Last year, Italy’s March for Life was held for the first time in Rome. In 2011, the very first march wended through the small northern town of Desenzano del Garda.

Around 15,000 people took part in the 2012 March, according to organizers who predict significantly larger attendance this year.
The president of the Pontifical Council for the Family, Archbishop Vincenzo Paglia, praised the initiative in a letter.

The march is a way of “reawakening consciences” and “mobilizing men of good will” against abortion, he wrote.

Italy’s March for Life is part of a wider movement that has seen European anti-abortion movements become bolder in recent years.
In 2012, anti-abortion groups from 20 different countries launched a petition asking the European Parliament to recognize that life begins at conception.
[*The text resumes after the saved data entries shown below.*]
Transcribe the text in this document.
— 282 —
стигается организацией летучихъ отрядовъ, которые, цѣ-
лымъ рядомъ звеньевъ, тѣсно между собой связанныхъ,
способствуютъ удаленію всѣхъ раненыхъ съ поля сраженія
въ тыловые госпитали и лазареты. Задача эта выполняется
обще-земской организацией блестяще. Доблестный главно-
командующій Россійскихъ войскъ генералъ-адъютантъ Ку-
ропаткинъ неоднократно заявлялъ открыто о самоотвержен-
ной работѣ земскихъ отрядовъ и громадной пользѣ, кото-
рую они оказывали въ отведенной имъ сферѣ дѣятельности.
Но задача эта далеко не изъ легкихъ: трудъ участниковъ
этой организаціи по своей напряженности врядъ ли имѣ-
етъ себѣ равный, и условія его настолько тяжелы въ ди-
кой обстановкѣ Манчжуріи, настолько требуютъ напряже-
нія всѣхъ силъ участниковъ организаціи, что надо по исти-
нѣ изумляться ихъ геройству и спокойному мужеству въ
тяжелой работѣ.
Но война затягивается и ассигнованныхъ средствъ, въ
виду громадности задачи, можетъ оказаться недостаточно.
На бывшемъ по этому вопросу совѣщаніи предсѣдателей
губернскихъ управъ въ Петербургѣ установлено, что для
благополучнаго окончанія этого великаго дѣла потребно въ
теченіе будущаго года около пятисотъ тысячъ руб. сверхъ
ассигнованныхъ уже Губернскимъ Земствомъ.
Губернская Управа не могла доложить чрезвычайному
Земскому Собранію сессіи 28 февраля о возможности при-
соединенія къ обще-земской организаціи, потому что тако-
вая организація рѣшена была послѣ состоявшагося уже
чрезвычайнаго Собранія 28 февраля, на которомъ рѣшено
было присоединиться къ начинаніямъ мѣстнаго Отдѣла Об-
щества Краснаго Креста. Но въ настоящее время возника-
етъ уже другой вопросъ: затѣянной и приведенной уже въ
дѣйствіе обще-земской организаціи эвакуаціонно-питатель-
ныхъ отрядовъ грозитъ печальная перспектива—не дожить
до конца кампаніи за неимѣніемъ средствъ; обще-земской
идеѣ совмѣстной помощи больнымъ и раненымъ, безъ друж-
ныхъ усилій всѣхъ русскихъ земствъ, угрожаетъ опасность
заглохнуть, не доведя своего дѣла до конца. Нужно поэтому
They aim to collect 1 million signatures from each of at least seven of the 27 countries of the European Union by November.

In an interview with Religion News Service, Monahan said that while some of what makes the March for Life successful in the U.S. can be exported to Italy, “each culture is unique,” and this must be taken into account when trying to replicate the American model overseas.

Monahan, who will be honored by the organizers of Rome’s rally, said that what the American experience can teach Italy’s and Europe’s anti-abortion movements is “getting the grass roots together” to “put a little bit of bully pressure on our legislators.”
“We can do something through our legislators and really feel results; it really makes the difference,” she said.

For Virginia Coda Nunziante, chief organizer of Italy’s March for Life, the idea for an Italian rally came from her several years of participation in the Washington march.

“We saw how it really mattered for (American) civil society, and we decided to try to fill this void,” she said.

Coda Nunziante said Italy’s anti-abortion movements want to learn from their American counterparts’ success in “creating a culture of life, mobilizing youth and getting across to the wider public that abortion really kills innocents.”
But she acknowledges that funding for Italy’s march falls far short of that for the American anti-abortion movement.

“We have been able to get some politicians on board. We want to pressure politicians, because they are the ones who change the law,” she said.

For Monahan, American and European anti-abortion movements “can help each other and learn.”
Her main advice for the organizers of Italy’s March is to avoid trying to “twist people’s arms” in getting their messages across: “We don’t have to manipulate people or convince them. Truth is very attractive and our role is only to bring it into the light.”